Specific guideline interventions that were completed more frequently within 24 hours in the renal action team group included renal ultrasounds (p <.001), creatinine kinase (p = .002), bladder scan (p < 0.001), and urinalysis (p < .001).

Other areas of diagnostic and therapeutic improvement included orthostatic vitals, assessment of obstruction, documentation of AKI, and medication changes.

However, no differences were observed between those who received and those who did not receive the Kidney Action Team notes on the primary clinical outcome, a composite of AKI progression, dialysis, or mortality within 14 days (p = .28).

Also, no significant differences were observed in specific secondary outcomes, including progression of AKI (13.5% with intervention vs 13% usual care; p = .65), mortality, (9.6% vs 9.2%, respectively; p = 0.72); dialysis (1.6% vs 1.5%; p = .89) and consult nephrology (16.1% vs 14.2%; p = .09).

Key obstacles: different causes of AKI; The need for better treatments

Given the lack of change in clinical outcomes, “this study raises questions about whether early diagnostic testing, using tests commonly available in the hospital, can improve outcomes in hospitalized patients with AKI,” the authors write in the study.

Importantly, “although diagnostic recommendations (such as urinalysis) were implemented more frequently in the intervention group, testing alone may not improve outcomes,” they added.

“Follow-up, interpretation and management must follow the diagnostic tests. These activities were outside the scope of the KAT study”.

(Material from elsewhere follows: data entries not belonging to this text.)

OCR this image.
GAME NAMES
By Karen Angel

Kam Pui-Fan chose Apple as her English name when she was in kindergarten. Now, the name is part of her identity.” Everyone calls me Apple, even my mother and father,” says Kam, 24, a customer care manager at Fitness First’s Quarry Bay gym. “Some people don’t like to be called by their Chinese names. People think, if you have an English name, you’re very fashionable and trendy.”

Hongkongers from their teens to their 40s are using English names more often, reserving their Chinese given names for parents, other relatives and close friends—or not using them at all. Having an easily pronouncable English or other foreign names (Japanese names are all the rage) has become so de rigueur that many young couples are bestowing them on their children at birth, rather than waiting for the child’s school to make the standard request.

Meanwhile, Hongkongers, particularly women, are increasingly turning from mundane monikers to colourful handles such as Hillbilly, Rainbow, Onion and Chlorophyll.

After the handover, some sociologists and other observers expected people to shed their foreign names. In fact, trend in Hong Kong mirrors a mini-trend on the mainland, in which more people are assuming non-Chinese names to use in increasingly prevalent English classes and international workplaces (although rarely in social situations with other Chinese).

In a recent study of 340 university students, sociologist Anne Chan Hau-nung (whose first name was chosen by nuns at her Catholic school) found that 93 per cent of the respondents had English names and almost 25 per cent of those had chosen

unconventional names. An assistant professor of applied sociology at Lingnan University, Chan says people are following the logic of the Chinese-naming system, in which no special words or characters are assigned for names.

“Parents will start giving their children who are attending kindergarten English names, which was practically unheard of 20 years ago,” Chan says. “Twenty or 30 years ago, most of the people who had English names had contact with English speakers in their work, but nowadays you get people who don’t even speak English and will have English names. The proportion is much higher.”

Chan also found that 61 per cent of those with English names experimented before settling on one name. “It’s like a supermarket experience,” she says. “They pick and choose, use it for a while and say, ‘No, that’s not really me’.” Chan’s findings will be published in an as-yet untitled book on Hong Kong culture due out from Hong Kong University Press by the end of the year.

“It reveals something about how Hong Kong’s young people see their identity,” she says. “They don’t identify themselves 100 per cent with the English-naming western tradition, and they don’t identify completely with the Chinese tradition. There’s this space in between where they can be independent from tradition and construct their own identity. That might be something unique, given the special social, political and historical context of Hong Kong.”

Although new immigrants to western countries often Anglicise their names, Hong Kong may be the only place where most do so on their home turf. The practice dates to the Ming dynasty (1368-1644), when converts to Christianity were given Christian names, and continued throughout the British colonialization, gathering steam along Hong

Lead author F. Perry Wilson, MD, also of Yale University School of Medicine, further speculated that key reasons may explain why clinical outcomes do not seem to change, despite “moving the needle on the detection process, diagnosis and intervention on AKI.”

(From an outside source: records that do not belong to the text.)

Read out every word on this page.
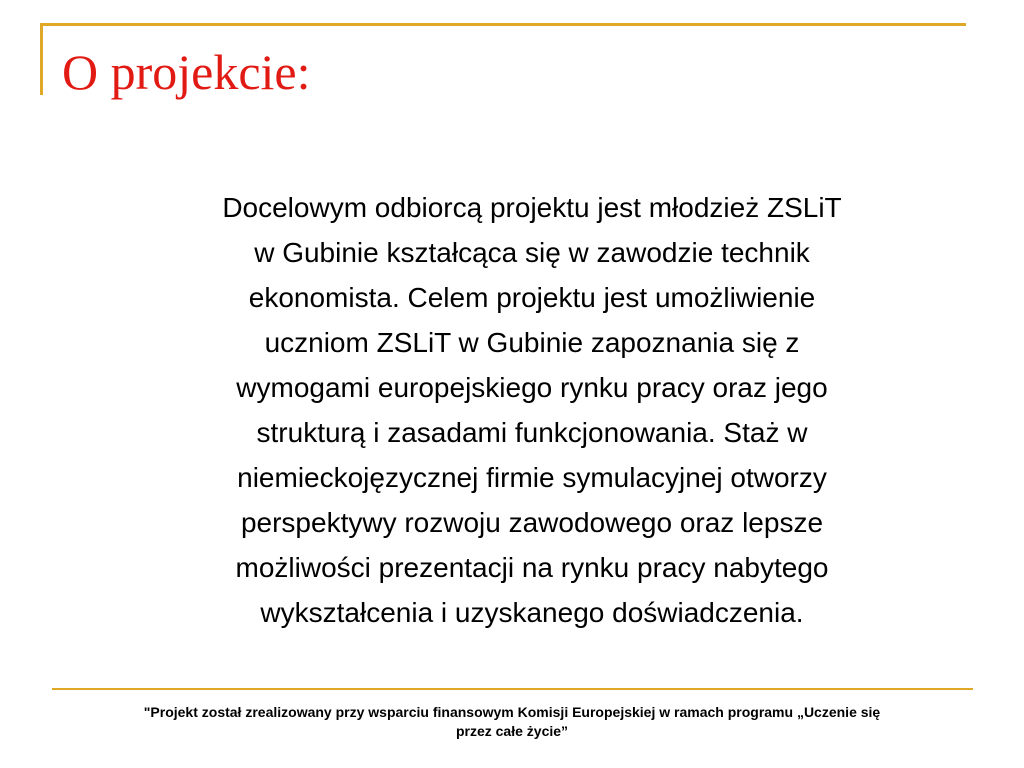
O projekcie:

Docelowym odbiorcą projektu jest młodzież ZSLiT
w Gubinie kształcąca się w zawodzie technik
ekonomista. Celem projektu jest umożliwienie
uczniom ZSLiT w Gubinie zapoznania się z
wymogami europejskiego rynku pracy oraz jego
strukturą i zasadami funkcjonowania. Staż w
niemieckojęzycznej firmie symulacyjnej otworzy
perspektywy rozwoju zawodowego oraz lepsze
możliwości prezentacji na rynku pracy nabytego
wykształcenia i uzyskanego doświadczenia.

"Projekt został zrealizowany przy wsparciu finansowym Komisji Europejskiej w ramach programu „Uczenie się
przez całe życie”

Among them is the horse-out-of-the-barn hypothesis: “It may be that by the time AKI is detected (by elevated creatinine), it’s simply too late to do anything,” Wilson said. Medscape Medical News.

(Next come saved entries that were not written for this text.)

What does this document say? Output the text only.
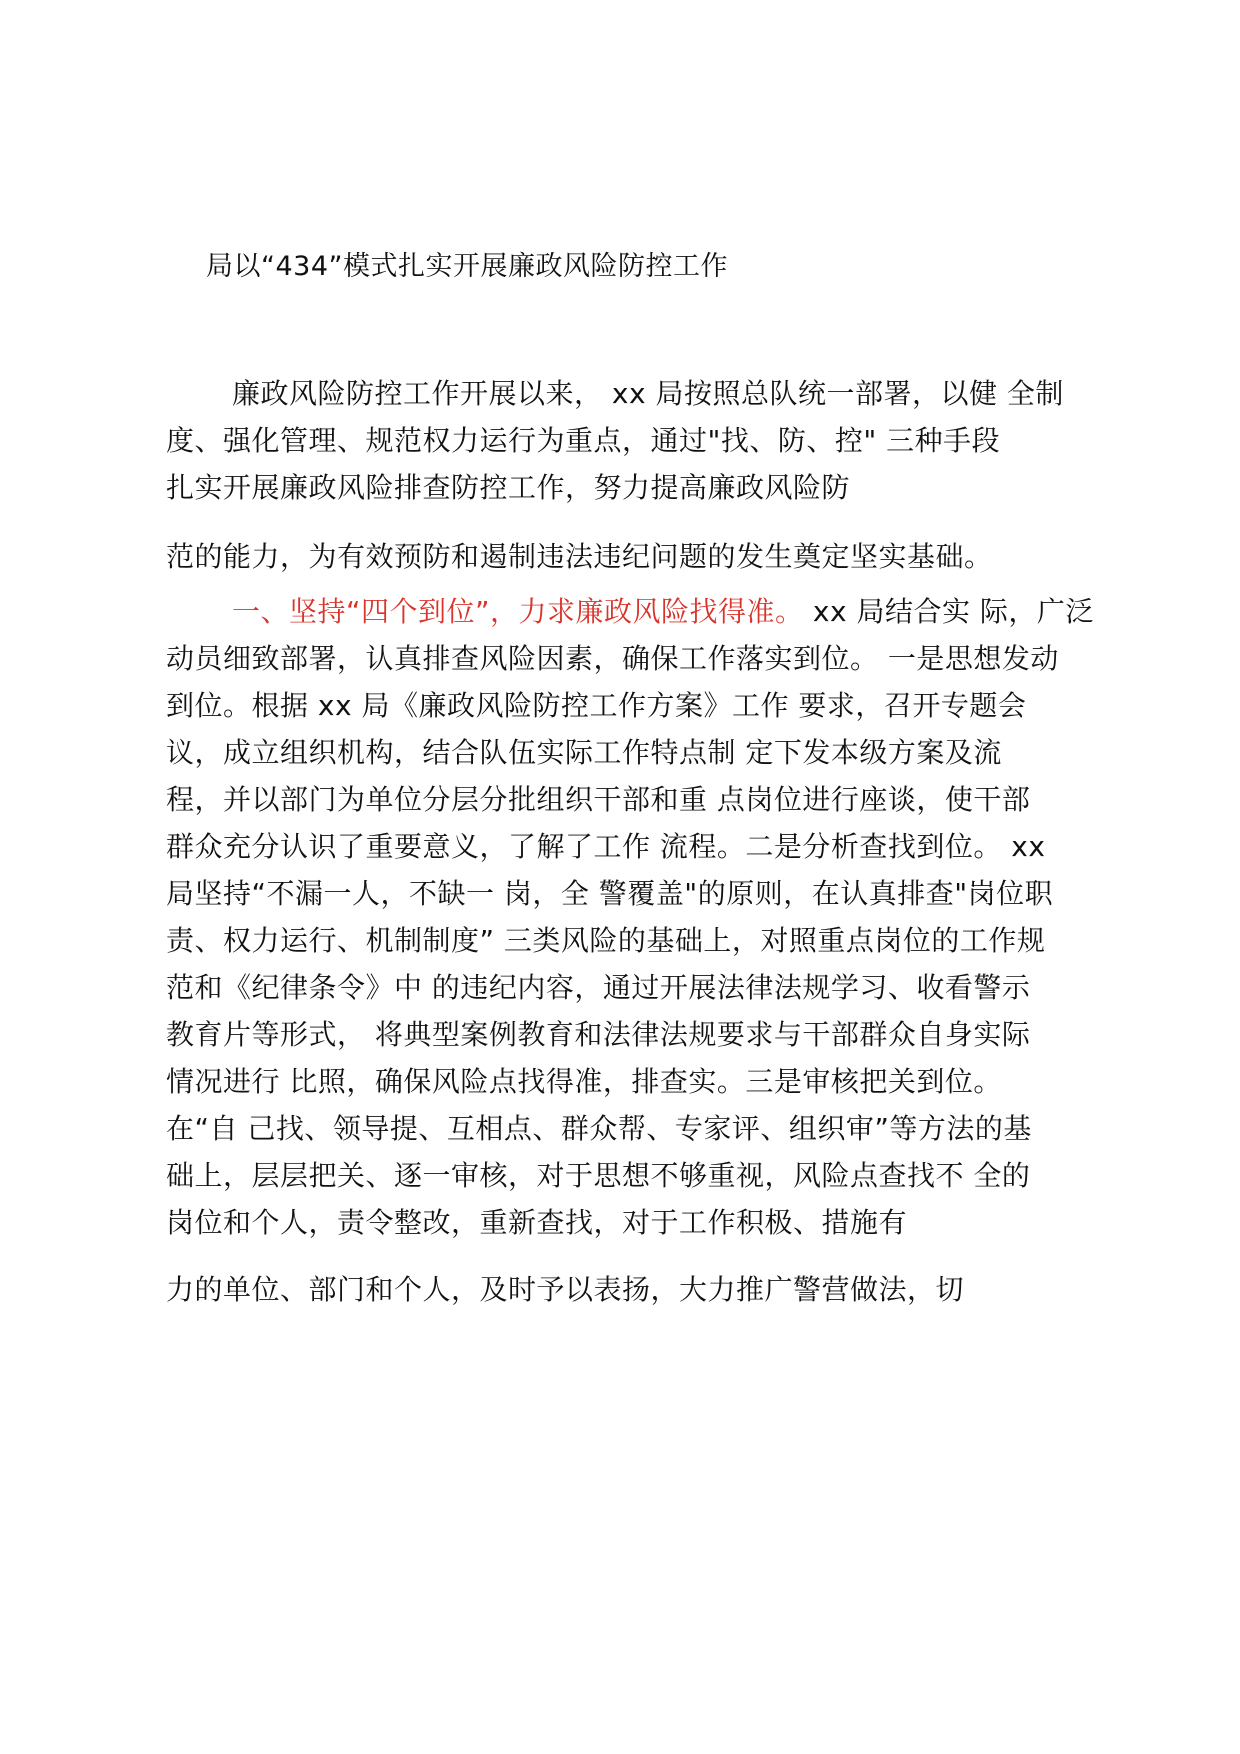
局以“434”模式扎实开展廉政风险防控工作
廉政风险防控工作开展以来， xx 局按照总队统一部署，以健 全制
度、强化管理、规范权力运行为重点，通过"找、防、控" 三种手段
扎实开展廉政风险排查防控工作，努力提高廉政风险防
范的能力，为有效预防和遏制违法违纪问题的发生奠定坚实基础。
一、坚持“四个到位”，力求廉政风险找得准。 xx 局结合实 际，广泛
动员细致部署，认真排查风险因素，确保工作落实到位。 一是思想发动
到位。根据 xx 局《廉政风险防控工作方案》工作 要求，召开专题会
议，成立组织机构，结合队伍实际工作特点制 定下发本级方案及流
程，并以部门为单位分层分批组织干部和重 点岗位进行座谈，使干部
群众充分认识了重要意义，了解了工作 流程。二是分析查找到位。 xx
局坚持“不漏一人，不缺一 岗，全 警覆盖"的原则，在认真排查"岗位职
责、权力运行、机制制度” 三类风险的基础上，对照重点岗位的工作规
范和《纪律条令》中 的违纪内容，通过开展法律法规学习、收看警示
教育片等形式， 将典型案例教育和法律法规要求与干部群众自身实际
情况进行 比照，确保风险点找得准，排查实。三是审核把关到位。
在“自 己找、领导提、互相点、群众帮、专家评、组织审”等方法的基
础上，层层把关、逐一审核，对于思想不够重视，风险点查找不 全的
岗位和个人，责令整改，重新查找，对于工作积极、措施有
力的单位、部门和个人，及时予以表扬，大力推广警营做法，切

“Another possibility is that we simply don’t have good treatments yet,” Wilson added. “If we had a drug that worked, we could apply it, but we don’t have a (universal) drug for AKI.

“Finally, and it’s interesting to me, we found that early in AKI, it’s still very difficult to know why the patient developed AKI,” Wilson explained. “There are protean causes, and so without knowing the cause, it can be difficult even for experts to start clinicians on the right path of treatment.

“Going forward, we are very interested in measuring biomarkers in real time at the time of detection of AKI to help with this problem,” he said.

The team also plans to “assess whether recommendations targeting individuals at increased risk of severe kidney injury and specific kidney injury phenotypes lead to improved outcomes.” Aklilu noted in a press statement.

Of note, despite mixed clinical results, AKI alert systems have gained worldwide use over the past decade and are indeed required by the National Health Service in England, the authors wrote.

Commenting further on the study, Emily Chang, MD, associate professor of medicine in the Division of Nephrology and High blood pressure from the University of North Carolina, Chapel Hill, agreed that despite the failure to meet the primary results, the benefits that were seen were notable and potentially important.

“There are a lot of things that nephrologists deal with, and if our time could be saved on things like highly specialized tasks and some of these lower-level problems could be addressed differently, that would reduce our burden and burnout,” she. said Medscape Medical News.

That said, Chang added the caveat that the study excluded some patients with more severe disease. “I was a little surprised (by the lack of difference in primary clinical outcomes), but I think (it’s important that) these were less severe, milder cases, whereas the more severe ones would go to a nephrologist, and you probably . need a large number to see more of an effect.”

Wilson reports receiving research funding from Amgen, AstraZeneca, Whoop, and Vifor Pharma and consulting fees from Aura Care and Hekaheart LLC. He is a regular columnist for Medscape. Chang and Aklilu reported no relevant financial relationships.